Suppose $$f (x)$$ Y $$g (x)$$ they are fast-deteriorating functions that approach smoothly $$1$$ how $$x rightarrow 1$$. For example,

$$f (x) = e ^ {- x}, , g (x) = frac {1} {1 + x ^ 2}$$

Now consider the following function defined through an integral:

$$F ( alpha) = int_0 ^ { infty} frac {f (x)} {x + alpha g (x)} dx$$

Suppose you would like to study the little one$$alpha$$ behavior of $$F ( alpha)$$. You can clearly see that if $$alpha = 0$$, the integrand is logarithmically singular near $$x = 0$$. Also, if you continue analytically $$alpha$$, it is clear that $$F ( alpha)$$ it is singular along the entire negative-real axis.

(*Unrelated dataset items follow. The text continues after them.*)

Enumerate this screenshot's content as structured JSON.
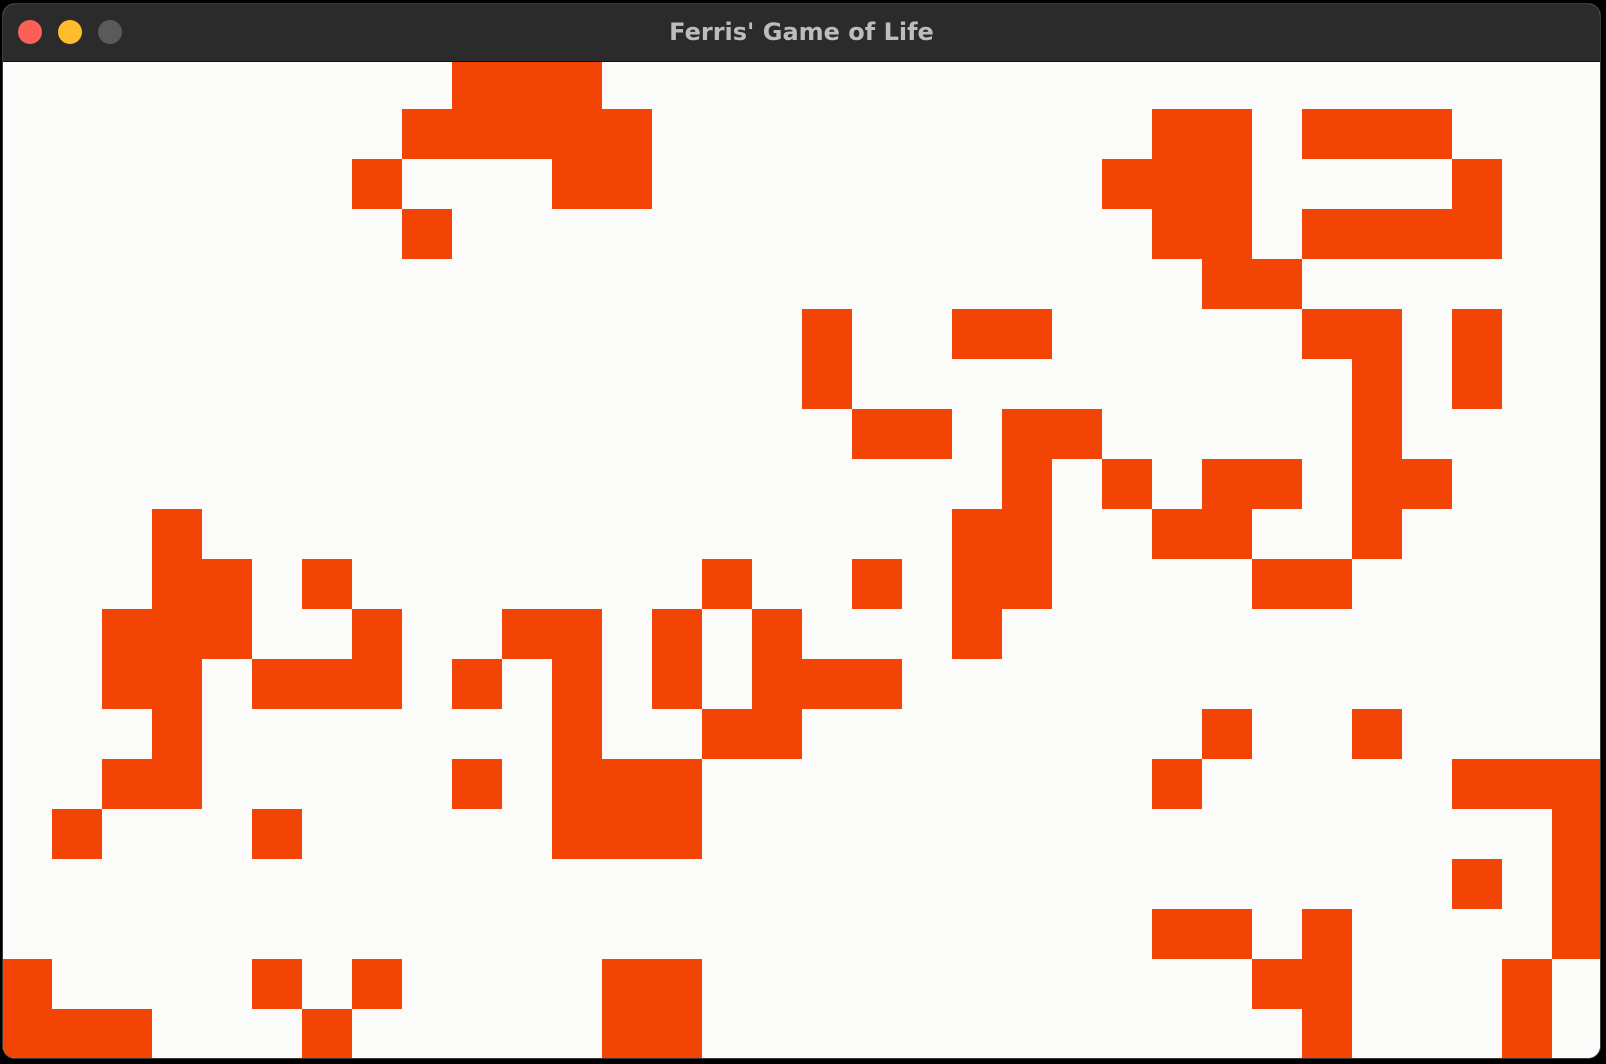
{
  "window": {
    "title": "Ferris' Game of Life",
    "buttons": [
      {
        "name": "close-button",
        "color": "#fe5f57"
      },
      {
        "name": "minimize-button",
        "color": "#febc2e"
      },
      {
        "name": "zoom-button",
        "color": "#5a5a5a"
      }
    ]
  },
  "board": {
    "alive_color": "#f24405",
    "dead_color": "#fbfbf9",
    "rows": 20,
    "cols": 32,
    "alive_cells": [
      [
        0,
        9
      ],
      [
        0,
        10
      ],
      [
        0,
        11
      ],
      [
        1,
        8
      ],
      [
        1,
        9
      ],
      [
        1,
        10
      ],
      [
        1,
        11
      ],
      [
        1,
        12
      ],
      [
        1,
        23
      ],
      [
        1,
        24
      ],
      [
        1,
        26
      ],
      [
        1,
        27
      ],
      [
        1,
        28
      ],
      [
        2,
        7
      ],
      [
        2,
        11
      ],
      [
        2,
        12
      ],
      [
        2,
        22
      ],
      [
        2,
        23
      ],
      [
        2,
        24
      ],
      [
        2,
        29
      ],
      [
        3,
        8
      ],
      [
        3,
        23
      ],
      [
        3,
        24
      ],
      [
        3,
        26
      ],
      [
        3,
        27
      ],
      [
        3,
        28
      ],
      [
        3,
        29
      ],
      [
        4,
        24
      ],
      [
        4,
        25
      ],
      [
        5,
        16
      ],
      [
        5,
        19
      ],
      [
        5,
        20
      ],
      [
        5,
        26
      ],
      [
        5,
        27
      ],
      [
        5,
        29
      ],
      [
        6,
        16
      ],
      [
        6,
        27
      ],
      [
        6,
        29
      ],
      [
        7,
        17
      ],
      [
        7,
        18
      ],
      [
        7,
        20
      ],
      [
        7,
        21
      ],
      [
        7,
        27
      ],
      [
        8,
        20
      ],
      [
        8,
        22
      ],
      [
        8,
        24
      ],
      [
        8,
        25
      ],
      [
        8,
        27
      ],
      [
        8,
        28
      ],
      [
        9,
        3
      ],
      [
        9,
        19
      ],
      [
        9,
        20
      ],
      [
        9,
        23
      ],
      [
        9,
        24
      ],
      [
        9,
        27
      ],
      [
        10,
        3
      ],
      [
        10,
        4
      ],
      [
        10,
        6
      ],
      [
        10,
        14
      ],
      [
        10,
        17
      ],
      [
        10,
        19
      ],
      [
        10,
        20
      ],
      [
        10,
        25
      ],
      [
        10,
        26
      ],
      [
        11,
        2
      ],
      [
        11,
        3
      ],
      [
        11,
        4
      ],
      [
        11,
        7
      ],
      [
        11,
        10
      ],
      [
        11,
        11
      ],
      [
        11,
        13
      ],
      [
        11,
        15
      ],
      [
        11,
        19
      ],
      [
        12,
        2
      ],
      [
        12,
        3
      ],
      [
        12,
        5
      ],
      [
        12,
        6
      ],
      [
        12,
        7
      ],
      [
        12,
        9
      ],
      [
        12,
        11
      ],
      [
        12,
        13
      ],
      [
        12,
        15
      ],
      [
        12,
        16
      ],
      [
        12,
        17
      ],
      [
        13,
        3
      ],
      [
        13,
        11
      ],
      [
        13,
        14
      ],
      [
        13,
        15
      ],
      [
        13,
        24
      ],
      [
        13,
        27
      ],
      [
        14,
        2
      ],
      [
        14,
        3
      ],
      [
        14,
        9
      ],
      [
        14,
        11
      ],
      [
        14,
        12
      ],
      [
        14,
        13
      ],
      [
        14,
        23
      ],
      [
        14,
        29
      ],
      [
        14,
        30
      ],
      [
        14,
        31
      ],
      [
        15,
        1
      ],
      [
        15,
        5
      ],
      [
        15,
        11
      ],
      [
        15,
        12
      ],
      [
        15,
        13
      ],
      [
        15,
        31
      ],
      [
        16,
        29
      ],
      [
        16,
        31
      ],
      [
        17,
        23
      ],
      [
        17,
        24
      ],
      [
        17,
        26
      ],
      [
        17,
        31
      ],
      [
        18,
        0
      ],
      [
        18,
        5
      ],
      [
        18,
        7
      ],
      [
        18,
        12
      ],
      [
        18,
        13
      ],
      [
        18,
        25
      ],
      [
        18,
        26
      ],
      [
        18,
        30
      ],
      [
        19,
        0
      ],
      [
        19,
        1
      ],
      [
        19,
        2
      ],
      [
        19,
        6
      ],
      [
        19,
        12
      ],
      [
        19,
        13
      ],
      [
        19,
        26
      ],
      [
        19,
        30
      ]
    ]
  }
}
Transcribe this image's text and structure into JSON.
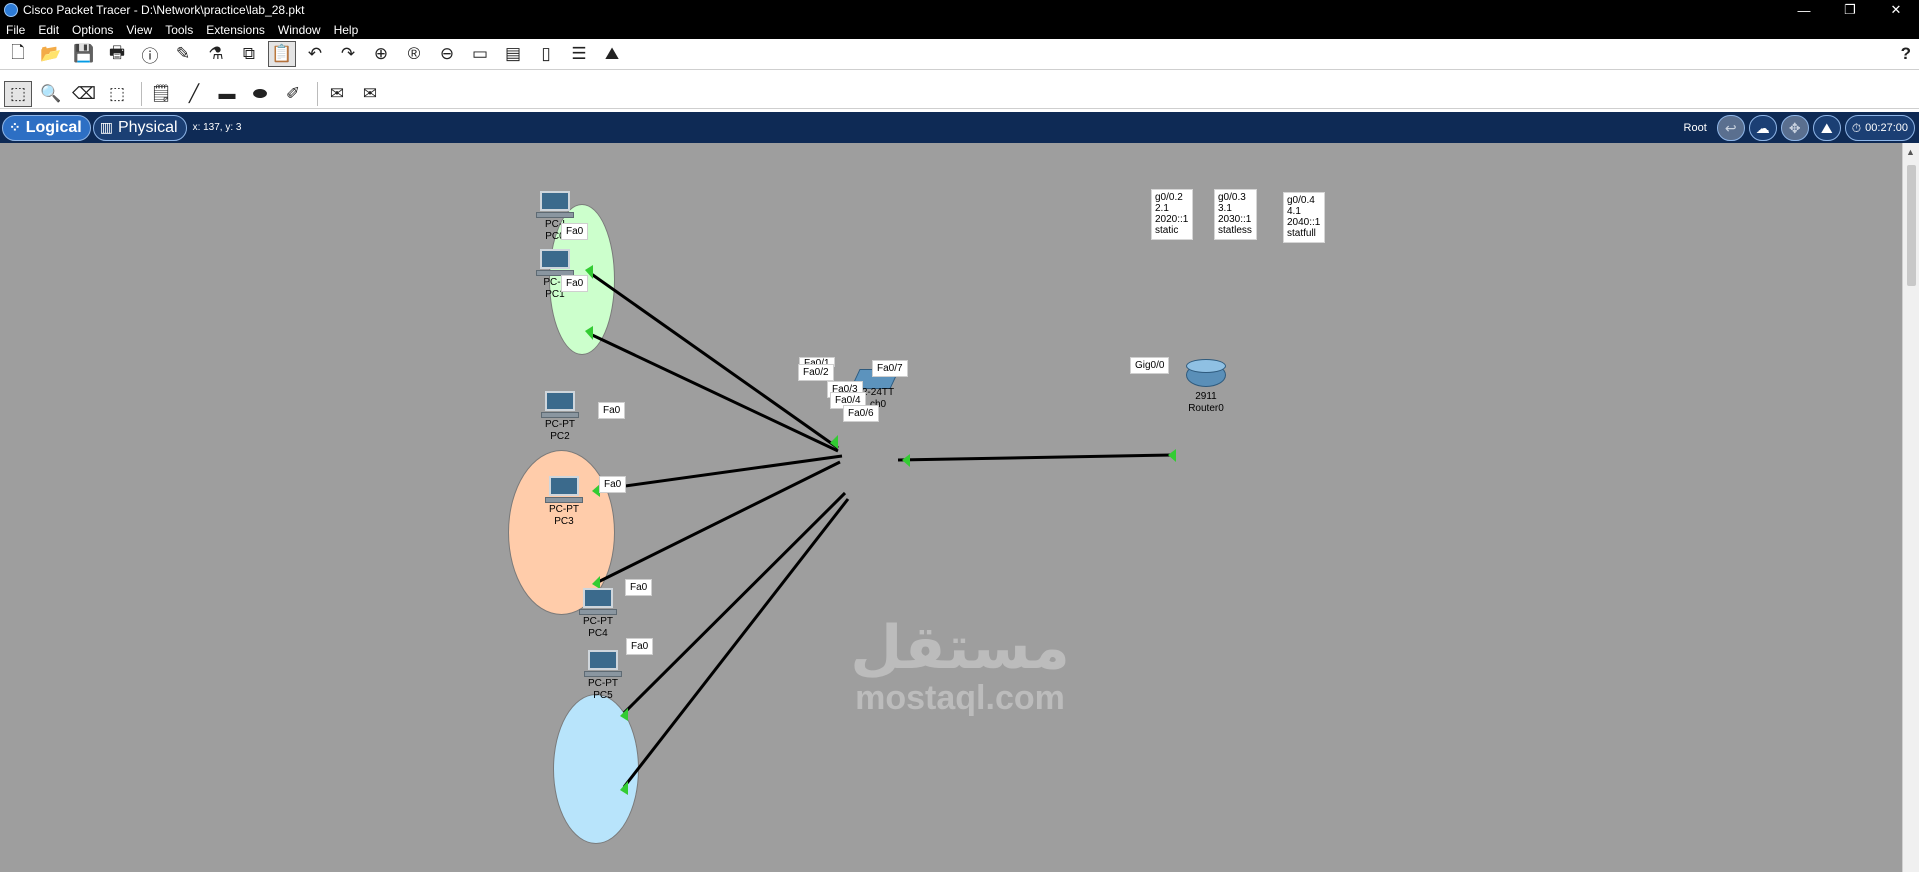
{
  "window": {
    "title": "Cisco Packet Tracer - D:\\Network\\practice\\lab_28.pkt",
    "controls": {
      "minimize": "—",
      "restore": "❐",
      "close": "✕"
    }
  },
  "menu": [
    "File",
    "Edit",
    "Options",
    "View",
    "Tools",
    "Extensions",
    "Window",
    "Help"
  ],
  "toolbar_main": {
    "buttons": [
      "new-file-icon",
      "open-folder-icon",
      "save-icon",
      "print-icon",
      "info-icon",
      "activity-wizard-icon",
      "custom-device-icon",
      "copy-icon",
      "paste-icon",
      "undo-icon",
      "redo-icon",
      "zoom-in-icon",
      "zoom-reset-icon",
      "zoom-out-icon",
      "drawing-palette-icon",
      "custom-devices-dialog-icon",
      "view-pdu-icon",
      "cluster-icon",
      "physical-workspace-icon"
    ],
    "help": "?"
  },
  "toolbar_edit": {
    "buttons": [
      "select-icon",
      "inspect-icon",
      "delete-icon",
      "resize-icon",
      "place-note-icon",
      "draw-line-icon",
      "draw-rectangle-icon",
      "draw-ellipse-icon",
      "freeform-icon",
      "add-simple-pdu-icon",
      "add-complex-pdu-icon"
    ]
  },
  "workspace": {
    "tabs": [
      {
        "label": "Logical",
        "active": true
      },
      {
        "label": "Physical",
        "active": false
      }
    ],
    "coords": "x: 137, y: 3",
    "root_label": "Root",
    "clock": "00:27:00"
  },
  "devices": {
    "pc0": {
      "model": "PC-I",
      "name": "PC0"
    },
    "pc1": {
      "model": "PC-F",
      "name": "PC1"
    },
    "pc2": {
      "model": "PC-PT",
      "name": "PC2"
    },
    "pc3": {
      "model": "PC-PT",
      "name": "PC3"
    },
    "pc4": {
      "model": "PC-PT",
      "name": "PC4"
    },
    "pc5": {
      "model": "PC-PT",
      "name": "PC5"
    },
    "switch0": {
      "model": "2-24TT",
      "name": "ch0"
    },
    "router0": {
      "model": "2911",
      "name": "Router0"
    }
  },
  "port_labels": {
    "pc0_fa0": "Fa0",
    "pc1_fa0": "Fa0",
    "pc2_fa0": "Fa0",
    "pc3_fa0": "Fa0",
    "pc4_fa0": "Fa0",
    "pc5_fa0": "Fa0",
    "sw_fa01": "Fa0/1",
    "sw_fa02": "Fa0/2",
    "sw_fa03": "Fa0/3",
    "sw_fa04": "Fa0/4",
    "sw_fa06": "Fa0/6",
    "sw_fa07": "Fa0/7",
    "router_gig00": "Gig0/0"
  },
  "notes": {
    "note1": "g0/0.2\n2.1\n2020::1\nstatic",
    "note2": "g0/0.3\n3.1\n2030::1\nstatless",
    "note3": "g0/0.4\n4.1\n2040::1\nstatfull"
  },
  "watermark": {
    "arabic": "مستقل",
    "latin": "mostaql.com"
  },
  "colors": {
    "titlebar": "#000000",
    "workspace_bar": "#0e2a55",
    "canvas": "#9e9e9e",
    "vlan_green": "#ccffcc",
    "vlan_orange": "#ffccaa",
    "vlan_blue": "#b8e4fb",
    "link": "#000000",
    "link_up": "#33cc33"
  }
}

So I hope that the little analytic$$alpha$$ behavior to look like a logarithm

$$F ( alpha) approx F_0 textrm {Log} ( alpha) + mathcal {O} ( alpha)$$

Is there a name for integrals defined as $$F ( alpha)$$? Or maybe something similar?

## differential calculus: what is the derivative of te ^ t power?

I am trying to differentiate f = (t) = t (e ^ t) cott

I know that the derivative of e ^ x is e ^ x. But, there is a variable t in front.

I know that the derivative of cotx is -csc ^ 2x.